Back when Scott Walker was in charge, Republicans implemented a host of voting restrictions and gerrymandered the state so thoroughly that a federal court said the redrawn maps violated the voting rights of Democrats. As my colleague Ari Berman wrote in 2017, those anti-democratic measures might have been the pivotal factor that tipped the state to Donald Trump in the 2016 election. Those voting restrictions are still on the books, and their absurdity is only heightened in the age of social distancing, as Tuesday’s election shows.

On Sunday, Madison, the state’s second-largest city, put out a guidance for how the election would unfold, including urging voters to keep a safe six feet apart and assuring them that it’s okay for them to bring their own pens. The city offers a quasi-drive-thru voting system for people with underlying health issues, allowing them to get a ballot at the curb, but certain precautions must be observed: “Crack your window open just enough to receive your ballot from the poll workers.”

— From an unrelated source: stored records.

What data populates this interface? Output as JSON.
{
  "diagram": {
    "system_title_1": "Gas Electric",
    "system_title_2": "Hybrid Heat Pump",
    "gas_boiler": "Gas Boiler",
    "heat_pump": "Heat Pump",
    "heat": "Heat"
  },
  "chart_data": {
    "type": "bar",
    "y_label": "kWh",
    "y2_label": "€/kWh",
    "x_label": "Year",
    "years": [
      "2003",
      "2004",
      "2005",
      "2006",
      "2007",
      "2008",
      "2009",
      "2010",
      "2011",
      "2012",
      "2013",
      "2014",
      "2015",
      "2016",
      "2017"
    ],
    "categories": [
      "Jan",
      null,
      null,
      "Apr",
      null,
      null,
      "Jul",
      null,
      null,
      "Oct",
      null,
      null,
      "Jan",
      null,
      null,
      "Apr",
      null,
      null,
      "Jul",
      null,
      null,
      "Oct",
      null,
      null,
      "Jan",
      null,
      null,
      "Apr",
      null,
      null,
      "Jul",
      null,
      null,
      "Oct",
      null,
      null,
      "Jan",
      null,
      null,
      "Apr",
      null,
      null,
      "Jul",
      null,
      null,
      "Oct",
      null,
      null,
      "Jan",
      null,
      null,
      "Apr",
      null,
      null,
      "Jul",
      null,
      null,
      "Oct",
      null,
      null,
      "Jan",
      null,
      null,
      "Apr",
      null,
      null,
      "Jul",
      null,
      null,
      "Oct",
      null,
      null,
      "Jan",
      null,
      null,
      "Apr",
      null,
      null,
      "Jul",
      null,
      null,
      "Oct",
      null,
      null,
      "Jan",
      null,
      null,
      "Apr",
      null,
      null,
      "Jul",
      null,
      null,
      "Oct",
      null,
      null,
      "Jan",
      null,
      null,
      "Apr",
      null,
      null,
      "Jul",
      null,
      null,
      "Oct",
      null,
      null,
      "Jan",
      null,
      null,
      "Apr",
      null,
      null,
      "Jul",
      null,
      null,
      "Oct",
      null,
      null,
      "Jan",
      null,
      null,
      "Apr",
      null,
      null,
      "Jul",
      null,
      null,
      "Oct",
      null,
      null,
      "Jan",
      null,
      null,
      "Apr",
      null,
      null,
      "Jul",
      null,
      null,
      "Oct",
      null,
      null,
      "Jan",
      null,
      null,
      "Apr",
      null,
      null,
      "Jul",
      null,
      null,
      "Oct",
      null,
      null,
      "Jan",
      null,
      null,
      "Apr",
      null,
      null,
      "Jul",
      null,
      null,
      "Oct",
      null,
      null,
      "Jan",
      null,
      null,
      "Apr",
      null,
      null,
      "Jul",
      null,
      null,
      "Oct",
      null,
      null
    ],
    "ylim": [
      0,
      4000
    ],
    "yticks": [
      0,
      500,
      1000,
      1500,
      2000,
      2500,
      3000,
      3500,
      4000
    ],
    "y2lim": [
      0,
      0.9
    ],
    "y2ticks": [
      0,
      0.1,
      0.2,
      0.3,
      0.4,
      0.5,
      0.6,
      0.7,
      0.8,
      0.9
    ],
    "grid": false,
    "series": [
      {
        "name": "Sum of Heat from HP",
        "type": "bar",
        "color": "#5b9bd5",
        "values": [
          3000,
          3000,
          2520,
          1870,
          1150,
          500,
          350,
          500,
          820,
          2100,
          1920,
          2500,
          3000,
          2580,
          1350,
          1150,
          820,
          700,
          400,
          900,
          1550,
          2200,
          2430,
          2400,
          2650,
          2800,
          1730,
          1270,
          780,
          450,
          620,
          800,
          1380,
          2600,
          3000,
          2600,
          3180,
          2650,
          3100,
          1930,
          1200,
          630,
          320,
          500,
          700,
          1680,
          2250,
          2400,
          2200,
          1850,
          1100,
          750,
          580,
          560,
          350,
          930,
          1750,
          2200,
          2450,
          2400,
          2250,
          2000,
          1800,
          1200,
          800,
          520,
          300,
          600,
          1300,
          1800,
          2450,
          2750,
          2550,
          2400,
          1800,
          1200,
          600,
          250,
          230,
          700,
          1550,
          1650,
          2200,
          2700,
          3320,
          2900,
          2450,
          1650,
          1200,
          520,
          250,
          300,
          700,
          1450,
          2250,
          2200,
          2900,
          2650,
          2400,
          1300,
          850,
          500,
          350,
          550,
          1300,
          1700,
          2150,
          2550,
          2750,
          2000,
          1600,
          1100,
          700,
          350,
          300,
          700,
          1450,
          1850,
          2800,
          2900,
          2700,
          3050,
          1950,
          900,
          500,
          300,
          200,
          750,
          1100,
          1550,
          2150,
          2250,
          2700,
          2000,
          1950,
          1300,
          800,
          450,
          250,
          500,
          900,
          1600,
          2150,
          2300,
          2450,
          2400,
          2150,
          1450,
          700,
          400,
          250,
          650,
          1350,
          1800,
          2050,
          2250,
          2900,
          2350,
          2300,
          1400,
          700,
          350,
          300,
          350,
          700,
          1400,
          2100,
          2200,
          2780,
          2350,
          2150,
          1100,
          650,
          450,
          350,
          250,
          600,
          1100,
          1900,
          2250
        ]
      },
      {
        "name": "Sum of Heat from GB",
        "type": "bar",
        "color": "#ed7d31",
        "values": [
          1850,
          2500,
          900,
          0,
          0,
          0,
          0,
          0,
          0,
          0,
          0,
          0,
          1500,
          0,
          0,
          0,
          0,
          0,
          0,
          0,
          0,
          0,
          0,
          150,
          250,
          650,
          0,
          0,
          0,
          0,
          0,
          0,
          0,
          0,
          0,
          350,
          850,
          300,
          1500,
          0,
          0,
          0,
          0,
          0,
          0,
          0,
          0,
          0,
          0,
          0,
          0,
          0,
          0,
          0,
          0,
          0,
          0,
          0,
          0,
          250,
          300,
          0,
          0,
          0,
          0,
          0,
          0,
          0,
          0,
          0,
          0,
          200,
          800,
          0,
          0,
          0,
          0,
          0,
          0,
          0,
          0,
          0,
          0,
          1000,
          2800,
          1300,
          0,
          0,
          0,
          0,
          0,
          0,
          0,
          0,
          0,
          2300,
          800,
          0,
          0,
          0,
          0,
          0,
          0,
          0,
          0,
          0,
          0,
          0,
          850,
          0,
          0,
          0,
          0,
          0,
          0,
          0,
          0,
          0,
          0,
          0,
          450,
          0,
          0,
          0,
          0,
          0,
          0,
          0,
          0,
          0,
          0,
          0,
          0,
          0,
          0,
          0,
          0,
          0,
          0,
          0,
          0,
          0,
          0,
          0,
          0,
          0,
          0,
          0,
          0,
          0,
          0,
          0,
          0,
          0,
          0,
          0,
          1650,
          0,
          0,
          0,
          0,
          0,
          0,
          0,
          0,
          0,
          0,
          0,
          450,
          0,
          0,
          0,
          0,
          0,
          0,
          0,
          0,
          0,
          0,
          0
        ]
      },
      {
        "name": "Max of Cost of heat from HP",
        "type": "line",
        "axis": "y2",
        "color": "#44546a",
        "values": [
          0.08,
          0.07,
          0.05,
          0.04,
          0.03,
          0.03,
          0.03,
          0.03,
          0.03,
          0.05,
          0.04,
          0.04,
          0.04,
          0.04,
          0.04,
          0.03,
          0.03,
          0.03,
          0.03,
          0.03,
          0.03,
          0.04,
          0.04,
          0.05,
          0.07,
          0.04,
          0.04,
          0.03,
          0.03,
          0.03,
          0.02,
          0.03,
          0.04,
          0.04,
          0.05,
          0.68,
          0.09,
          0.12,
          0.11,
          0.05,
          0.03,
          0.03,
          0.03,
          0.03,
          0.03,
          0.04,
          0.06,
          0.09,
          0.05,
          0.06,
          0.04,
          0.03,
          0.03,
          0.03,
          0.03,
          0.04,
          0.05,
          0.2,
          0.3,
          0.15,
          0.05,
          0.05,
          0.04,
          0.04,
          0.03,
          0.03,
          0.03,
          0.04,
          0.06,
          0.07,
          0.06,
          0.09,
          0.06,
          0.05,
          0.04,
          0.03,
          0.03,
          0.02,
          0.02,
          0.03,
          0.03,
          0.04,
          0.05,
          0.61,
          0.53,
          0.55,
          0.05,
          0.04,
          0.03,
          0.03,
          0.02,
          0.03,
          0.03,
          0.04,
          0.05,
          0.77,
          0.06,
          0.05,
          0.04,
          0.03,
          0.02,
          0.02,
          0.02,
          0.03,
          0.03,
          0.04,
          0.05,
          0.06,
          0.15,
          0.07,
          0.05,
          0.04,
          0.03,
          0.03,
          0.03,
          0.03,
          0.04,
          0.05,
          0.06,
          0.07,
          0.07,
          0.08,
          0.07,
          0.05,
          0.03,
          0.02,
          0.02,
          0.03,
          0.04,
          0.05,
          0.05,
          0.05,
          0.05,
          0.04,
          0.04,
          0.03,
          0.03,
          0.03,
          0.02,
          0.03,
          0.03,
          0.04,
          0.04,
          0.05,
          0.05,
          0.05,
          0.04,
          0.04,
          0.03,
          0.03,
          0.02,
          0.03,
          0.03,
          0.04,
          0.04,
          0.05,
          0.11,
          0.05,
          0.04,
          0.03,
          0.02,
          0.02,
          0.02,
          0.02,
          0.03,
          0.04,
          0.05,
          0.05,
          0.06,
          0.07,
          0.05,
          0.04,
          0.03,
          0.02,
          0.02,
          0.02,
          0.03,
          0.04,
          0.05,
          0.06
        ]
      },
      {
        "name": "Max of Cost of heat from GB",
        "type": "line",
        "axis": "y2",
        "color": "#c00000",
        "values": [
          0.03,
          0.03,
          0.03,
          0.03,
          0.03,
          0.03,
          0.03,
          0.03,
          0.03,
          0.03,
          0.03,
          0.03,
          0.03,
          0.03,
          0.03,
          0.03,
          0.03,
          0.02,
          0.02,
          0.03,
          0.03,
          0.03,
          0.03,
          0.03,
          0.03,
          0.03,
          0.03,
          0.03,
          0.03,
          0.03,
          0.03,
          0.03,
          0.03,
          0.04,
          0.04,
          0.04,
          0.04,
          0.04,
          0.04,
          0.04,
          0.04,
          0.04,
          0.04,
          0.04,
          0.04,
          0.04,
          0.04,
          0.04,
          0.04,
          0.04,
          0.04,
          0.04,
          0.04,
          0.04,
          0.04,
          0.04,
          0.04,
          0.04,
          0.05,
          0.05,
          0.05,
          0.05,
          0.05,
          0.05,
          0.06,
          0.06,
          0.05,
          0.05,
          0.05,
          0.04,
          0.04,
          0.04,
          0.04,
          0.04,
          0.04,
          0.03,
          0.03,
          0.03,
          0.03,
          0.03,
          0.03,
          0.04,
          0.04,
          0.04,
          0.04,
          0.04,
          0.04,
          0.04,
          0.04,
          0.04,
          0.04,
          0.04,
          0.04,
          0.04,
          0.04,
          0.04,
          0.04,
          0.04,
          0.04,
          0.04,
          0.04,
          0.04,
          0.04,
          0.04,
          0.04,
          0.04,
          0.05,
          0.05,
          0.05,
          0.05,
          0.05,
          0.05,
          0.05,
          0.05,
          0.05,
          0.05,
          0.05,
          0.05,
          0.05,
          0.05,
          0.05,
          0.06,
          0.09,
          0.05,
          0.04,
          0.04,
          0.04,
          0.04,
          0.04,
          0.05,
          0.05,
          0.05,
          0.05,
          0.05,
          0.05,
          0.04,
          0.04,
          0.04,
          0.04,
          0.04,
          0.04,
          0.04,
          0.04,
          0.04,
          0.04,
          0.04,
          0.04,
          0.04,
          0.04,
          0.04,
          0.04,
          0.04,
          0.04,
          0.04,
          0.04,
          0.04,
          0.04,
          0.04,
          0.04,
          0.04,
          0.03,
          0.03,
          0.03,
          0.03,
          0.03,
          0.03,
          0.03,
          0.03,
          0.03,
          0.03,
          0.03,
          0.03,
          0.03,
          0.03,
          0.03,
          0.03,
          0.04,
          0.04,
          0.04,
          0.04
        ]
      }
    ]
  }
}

But the instructions for enforcing the voter ID restrictions are the most, um, eye-catching. “Poll workers have been instructed to verify the identity of a voter wearing a facemask by comparing the eyes in the voter’s ID to the eyes of the voter before them. Poll workers should not ask voters to remove their facemasks.”

Instances of the kind of in-person fraud that would be caught by voter ID laws are vanishingly low in normal circumstances, and it’s even harder to fathom people choosing to subject themselves to repeated exposure at a polling place during a pandemic. But the laws, which disenfranchise Black voters at far higher rates than their white counterparts, still exist, forcing poor poll workers to stare deeply into voters’ eyes to assess if it’s truly them in their ID.